Há três anos conheceram Guilherme. Na época o garoto tinha 7 anos. “Nos simpatizamos com ele. Tinha outra criança um pouco menor de quem também gostamos”, conta Paula. “Mas quando me perguntam porque não adotei a criança menor, já que tinha gostado dela também, não sei explicar. Para mim é coisa de Deus, do destino, o Guilherme era para ser meu filho. Não tinha como escapar.”

Foram dois meses de aproximação. “Nós o visitávamos na instituição, depois começamos a levá-lo para casa nos finais de semana. Até que ele foi passar as férias de julho em casa e não saiu mais de lá”. Paula conta que não foi tudo um mar de rosas, “mas relação entre pais e filhos nunca é”.

Segundo Paula, no início Guilherme tinha dificuldade em aceitar limites. “Eu queria dar tudo para ele, um lar, pais, individualidade. Na instituição, até as roupas eram de todos. Mas também tinha de dizer não, colocar regras e limites e ele se rebelava”, conta.
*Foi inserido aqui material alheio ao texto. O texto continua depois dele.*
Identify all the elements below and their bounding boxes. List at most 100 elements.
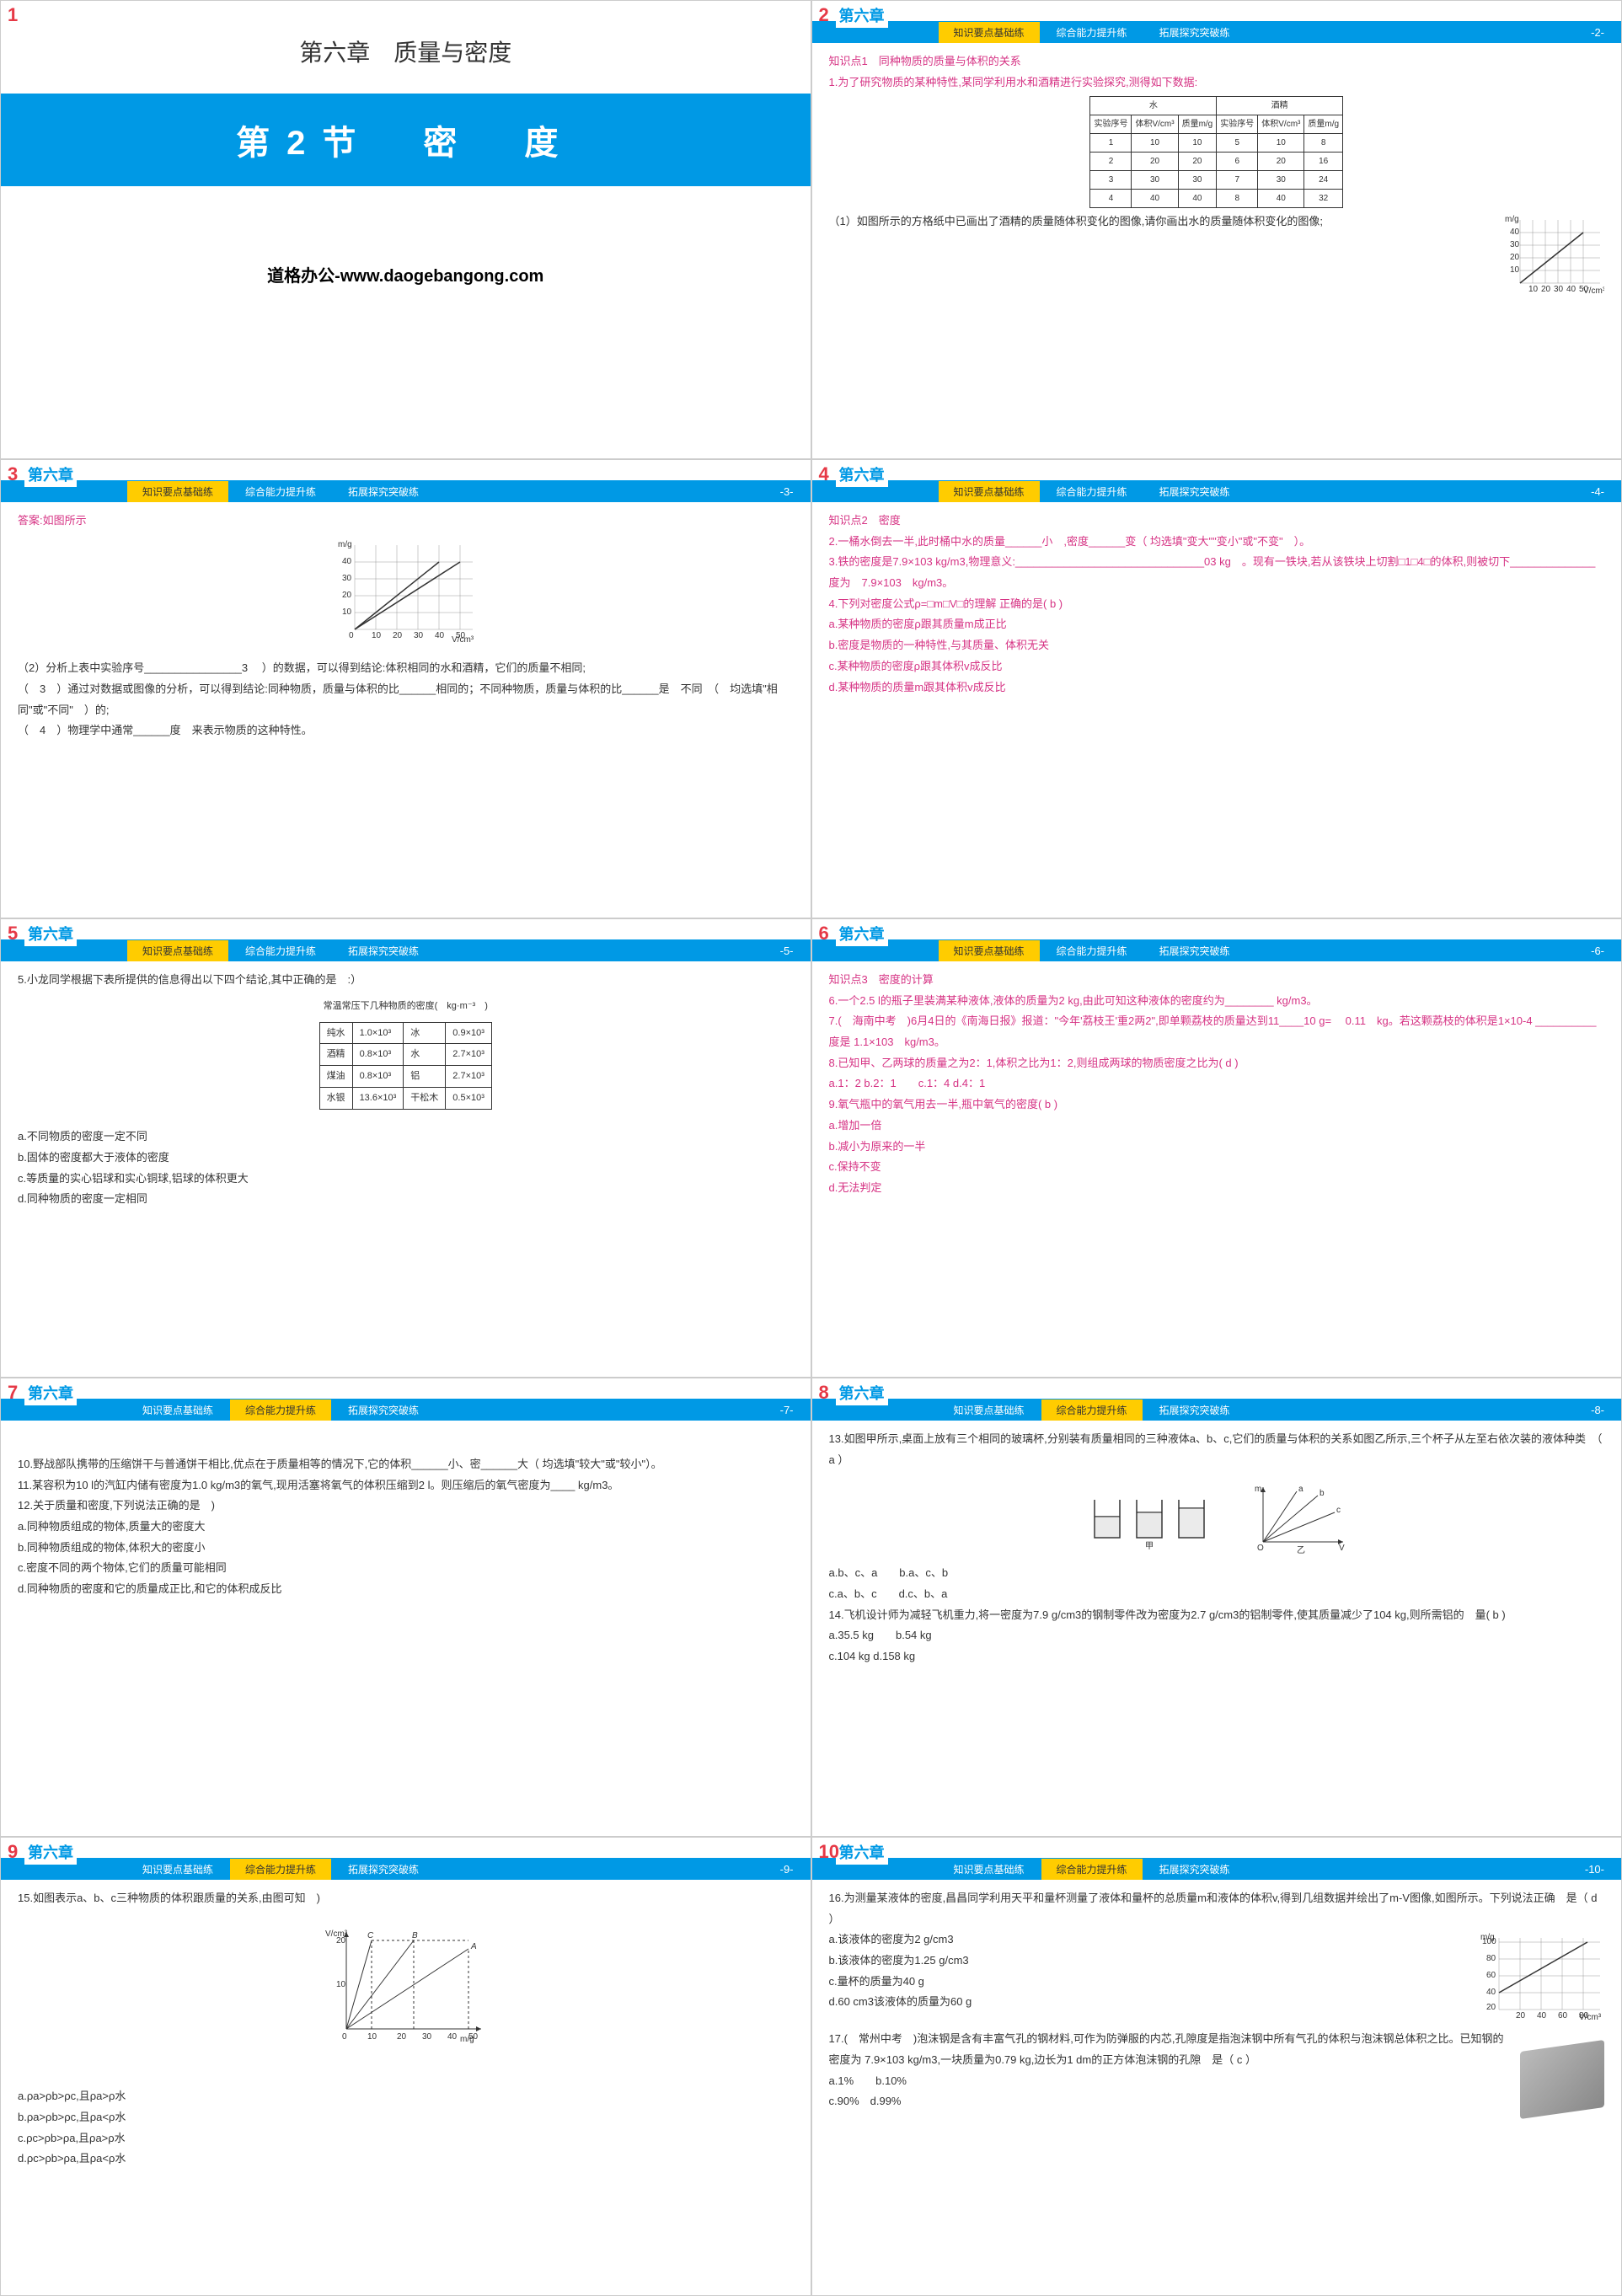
slide-number: 5 [8,923,18,945]
svg-text:10: 10 [1528,285,1539,294]
svg-text:10: 10 [342,607,352,617]
content: 10.野战部队携带的压缩饼干与普通饼干相比,优点在于质量相等的情况下,它的体积_… [18,1454,794,1828]
tab-comprehensive[interactable]: 综合能力提升练 [230,1859,331,1880]
svg-text:m: m [1255,1485,1261,1494]
tab-comprehensive[interactable]: 综合能力提升练 [230,940,331,961]
tab-extend[interactable]: 拓展探究突破练 [1144,1859,1245,1880]
tab-extend[interactable]: 拓展探究突破练 [333,481,434,502]
svg-text:20: 20 [1486,2003,1496,2012]
chapter-label: 第六章 [836,921,888,946]
content: 16.为测量某液体的密度,昌昌同学利用天平和量杯测量了液体和量杯的总质量m和液体… [829,1888,1605,2287]
content: 知识点3 密度的计算 6.一个2.5 l的瓶子里装满某种液体,液体的质量为2 k… [829,970,1605,1368]
page-number: -5- [780,945,794,957]
tab-extend[interactable]: 拓展探究突破练 [333,940,434,961]
slide-10: 10 第六章 知识要点基础练 综合能力提升练 拓展探究突破练 -10- 16.为… [811,1837,1622,2296]
q14b: c.104 kg d.158 kg [829,1646,1605,1667]
q14a: a.35.5 kg b.54 kg [829,1625,1605,1646]
opt-c: c.等质量的实心铝球和实心铜球,铝球的体积更大 [18,1169,794,1190]
page-number: -2- [1591,26,1604,39]
q9: 9.氧气瓶中的氧气用去一半,瓶中氧气的密度( b ) [829,1094,1605,1116]
tab-comprehensive[interactable]: 综合能力提升练 [1041,940,1143,961]
chapter-label: 第六章 [836,1839,888,1865]
svg-text:50: 50 [468,2032,479,2042]
opt-a: a.不同物质的密度一定不同 [18,1127,794,1148]
q16d: d.60 cm3该液体的质量为60 g [829,1992,1466,2013]
slide-number: 2 [819,4,829,26]
tab-extend[interactable]: 拓展探究突破练 [1144,22,1245,43]
chapter-label: 第六章 [24,1380,77,1405]
tab-comprehensive[interactable]: 综合能力提升练 [1041,481,1143,502]
tab-comprehensive[interactable]: 综合能力提升练 [230,481,331,502]
tab-extend[interactable]: 拓展探究突破练 [1144,1400,1245,1421]
question-1b: （1）如图所示的方格纸中已画出了酒精的质量随体积变化的图像,请你画出水的质量随体… [829,211,1496,296]
q15: 15.如图表示a、b、c三种物质的体积跟质量的关系,由图可知 ) [18,1888,794,1909]
q11: 11.某容积为10 l的汽缸内储有密度为1.0 kg/m3的氧气,现用活塞将氧气… [18,1475,794,1496]
svg-text:20: 20 [336,1936,346,1945]
tab-basic[interactable]: 知识要点基础练 [939,1859,1040,1880]
page-number: -7- [780,1404,794,1416]
page-number: -4- [1591,485,1604,498]
tab-extend[interactable]: 拓展探究突破练 [1144,481,1245,502]
svg-text:40: 40 [447,2032,458,2042]
tab-basic[interactable]: 知识要点基础练 [127,481,228,502]
density-table: 纯水1.0×10³冰0.9×10³ 酒精0.8×10³水2.7×10³ 煤油0.… [319,1022,492,1111]
nav-bar: 知识要点基础练 综合能力提升练 拓展探究突破练 -5- [1,939,811,961]
opt-c: c.ρc>ρb>ρa,且ρa>ρ水 [18,2128,794,2149]
svg-text:50: 50 [456,631,466,640]
vm-graph: C B A V/cm³m/g 20100 1020304050 [321,1919,490,2046]
svg-text:30: 30 [422,2032,432,2042]
svg-text:A: A [470,1942,477,1951]
tab-comprehensive[interactable]: 综合能力提升练 [230,1400,331,1421]
tab-comprehensive[interactable]: 综合能力提升练 [1041,1400,1143,1421]
svg-text:30: 30 [1510,240,1520,249]
tab-basic[interactable]: 知识要点基础练 [939,1400,1040,1421]
opts13: a.b、c、a b.a、c、b c.a、b、c d.c、b、a [829,1563,1605,1604]
tab-basic[interactable]: 知识要点基础练 [127,1859,228,1880]
svg-text:10: 10 [1510,265,1520,275]
q9c: c.保持不变 [829,1157,1605,1178]
table-title: 常温常压下几种物质的密度( kg·m⁻³ ) [18,998,794,1015]
content: 知识点1 同种物质的质量与体积的关系 1.为了研究物质的某种特性,某同学利用水和… [829,51,1605,450]
tab-basic[interactable]: 知识要点基础练 [939,481,1040,502]
opt-d: d.ρc>ρb>ρa,且ρa<ρ水 [18,2149,794,2170]
page-number: -3- [780,485,794,498]
svg-text:20: 20 [342,591,352,600]
q4b: b.密度是物质的一种特性,与其质量、体积无关 [829,635,1605,656]
nav-bar: 知识要点基础练 综合能力提升练 拓展探究突破练 -3- [1,480,811,502]
nav-bar: 知识要点基础练 综合能力提升练 拓展探究突破练 -6- [812,939,1622,961]
tab-extend[interactable]: 拓展探究突破练 [1144,940,1245,961]
nav-bar: 知识要点基础练 综合能力提升练 拓展探究突破练 -10- [812,1858,1622,1880]
slide-7: 7 第六章 知识要点基础练 综合能力提升练 拓展探究突破练 -7- 10.野战部… [0,1378,811,1837]
q4a: a.某种物质的密度ρ跟其质量m成正比 [829,614,1605,635]
tab-basic[interactable]: 知识要点基础练 [127,940,228,961]
slide-2: 2 第六章 知识要点基础练 综合能力提升练 拓展探究突破练 -2- 知识点1 同… [811,0,1622,459]
slide-number: 4 [819,463,829,485]
svg-text:10: 10 [336,1980,346,1989]
answer-graph: m/g V/cm³ 403020100 1020304050 [334,537,477,646]
q4c: c.某种物质的密度ρ跟其体积v成反比 [829,656,1605,677]
page-number: -10- [1585,1863,1604,1876]
nav-bar: 知识要点基础练 综合能力提升练 拓展探究突破练 -2- [812,21,1622,43]
q17opts: a.1% b.10% c.90% d.99% [829,2071,1508,2112]
slide-number: 9 [8,1841,18,1863]
tab-basic[interactable]: 知识要点基础练 [127,1400,228,1421]
nav-bar: 知识要点基础练 综合能力提升练 拓展探究突破练 -8- [812,1399,1622,1421]
svg-text:40: 40 [1486,1988,1496,1997]
tab-extend[interactable]: 拓展探究突破练 [333,1400,434,1421]
svg-text:80: 80 [1486,1954,1496,1963]
svg-text:40: 40 [342,557,352,566]
q12b: b.同种物质组成的物体,体积大的密度小 [18,1538,794,1559]
svg-text:C: C [367,1931,374,1940]
tab-basic[interactable]: 知识要点基础练 [939,940,1040,961]
tab-comprehensive[interactable]: 综合能力提升练 [1041,1859,1143,1880]
page-number: -8- [1591,1404,1604,1416]
q4d: d.某种物质的质量m跟其体积v成反比 [829,677,1605,698]
q2: 2.一桶水倒去一半,此时桶中水的质量______小 ,密度______变（ 均选… [829,532,1605,553]
svg-text:c: c [1336,1506,1341,1515]
tab-comprehensive[interactable]: 综合能力提升练 [1041,22,1143,43]
tab-basic[interactable]: 知识要点基础练 [939,22,1040,43]
nav-bar: 知识要点基础练 综合能力提升练 拓展探究突破练 -7- [1,1399,811,1421]
content: 答案:如图所示 m/g V/cm³ 403020100 1020304050 （… [18,511,794,909]
q16c: c.量杯的质量为40 g [829,1972,1466,1993]
tab-extend[interactable]: 拓展探究突破练 [333,1859,434,1880]
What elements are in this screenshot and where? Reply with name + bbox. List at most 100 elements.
Foi buscando entender o que se passava com Guilherme, a sua história de vida, que os pais foram vencendo as dificuldades.

“O Guilherme sentia falta dos irmãos e se sentia culpado pela mãe ter abandonado todos eles”, conta Paula. “Ele achava que a mãe tinha ido embora porque ele era ruim. Na época o Guilherme tinha 4 anos, o irmão tinha 2 e a irmã tinha 6 meses”. Foram momentos que exigiram do casal muita paciência, amor e compreensão. Atualmente, Paula e Wagner colhem os frutos. Realizaram o sonho de serem pais, vivem todas as delícias e dificuldades da maternidade e da paternidade.

“Construímos uma relação de muito afeto com o Guilherme. Aprendemos a ser mãe e pai com ele. Ele nos ensinou muito”, conta. Paula afirma que a adoção de uma criança maior pode ser muito prazerosa. “Os pais não podem desistir no meio do caminho, diante das dificuldades. Têm de estar conscientes que a criança não é um objeto que pode ser devolvido. Se persistirem terão uma grande recompensa, uma relação muito bonita”, afirma.

Paula se considera vitoriosa e o casal já está aguardando o segundo filho para adoção. “Desta vez optamos por um recém-nascido, porque é mais demorado e teríamos mais tempo para a adaptação do Guilherme”, relata.